The sys schema (MySQL: sys Schema) surfaces problems you didn’t know to look for:

  • sys.schema_tables_with_full_table_scans: tables getting scanned, your index to-do list.
  • sys.statements_with_full_table_scans: the statements doing the scanning.
  • sys.schema_redundant_indexes: the duplicates from the last section.
  • sys.schema_unused_indexes: indexes nothing has touched since the last restart, strong candidates to drop.

Once you’ve found a slow query you still need to trace it back to the code that generated it, and once you’ve built the fix you need to roll it out safely. Rails 7+ ships ActiveRecord::QueryLogs (Rails: QueryLogs) for the first part:

config.active_record.query_log_tags_enabled = true
config.active_record.query_log_tags = [:application, :controller, :action, :source_location]

And MySQL 8.0’s invisible indexes (MySQL: Invisible Indexes) handle the second: add the index without the optimizer using it, then flip it visible once you’ve confirmed the plan improves:

def make_index_invisible(index_name)
  quoted = ActiveRecord::Base.connection.quote_column_name(index_name)
  ActiveRecord::Base.connection.execute("ALTER TABLE bookings ALTER INDEX #{quoted} INVISIBLE")
end

def make_index_visible(index_name)
  quoted = ActiveRecord::Base.connection.quote_column_name(index_name)
  ActiveRecord::Base.connection.execute("ALTER TABLE bookings ALTER INDEX #{quoted} VISIBLE")
end

Further Reading

Winand’s Use The Index, Luke! is free, web-native, and where I’d send someone who wanted one resource on this topic. The three-star model comes from Lahdenmäki and Leach’s Relational Database Index Design and the Optimizers, which is dense and academic but repays the effort if you want to understand why optimizers make the choices they do. Karwin’s SQL Antipatterns, Volume 1 is where the Index Shotgun and MENTOR come from; his More SQL Antipatterns (Volume 2) covers non-sargable queries and pagination directly and is the more relevant volume for this article’s territory (examples are PostgreSQL and Python, but the principles transfer). Baron Schwartz’s High Performance MySQL is the InnoDB deep-dive if you need to understand buffer pools and page splits.

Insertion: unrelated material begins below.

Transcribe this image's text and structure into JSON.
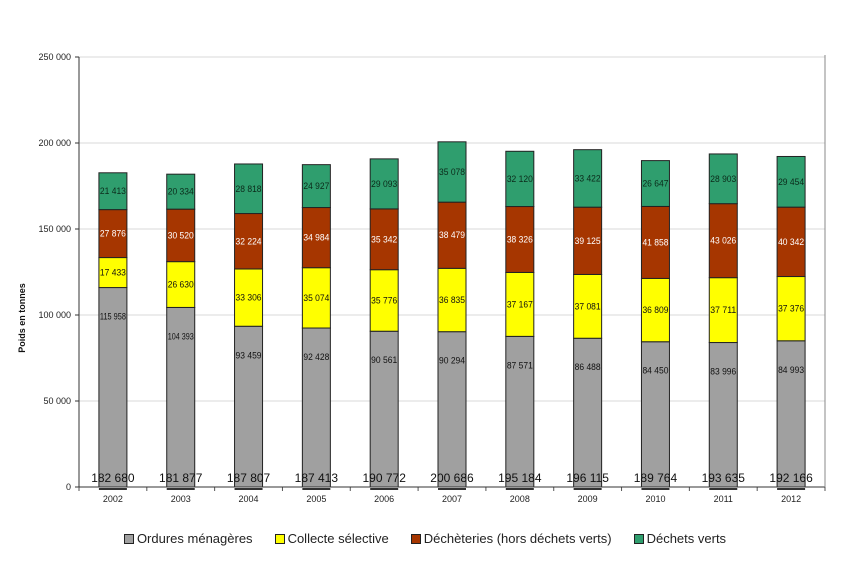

MySQL’s own docs are underrated: the chapters on How MySQL Uses Indexes, Multiple-Column Indexes, ORDER BY Optimization, and EXPLAIN Output Format repay an end-to-end read rather than skimming for the one answer you need in the moment.

Wrapping Up

Run EXPLAIN before you deploy your next index: add_index writes the suggestion, and the plan is the only place you learn whether the database took it. Every production index bug I’ve debugged lived in that gap.

Next time we’re going to leave SQL for a moment and focus on callbacks in Rails, which have caused more outages than I would care to count or really even admit to over my career. (Hint: implicit magic at scale, run by teams who don’t know the underlying mechanics, is a ticking time bomb, and almost anything in that category is definitely a “Sharp Part” of Rails.)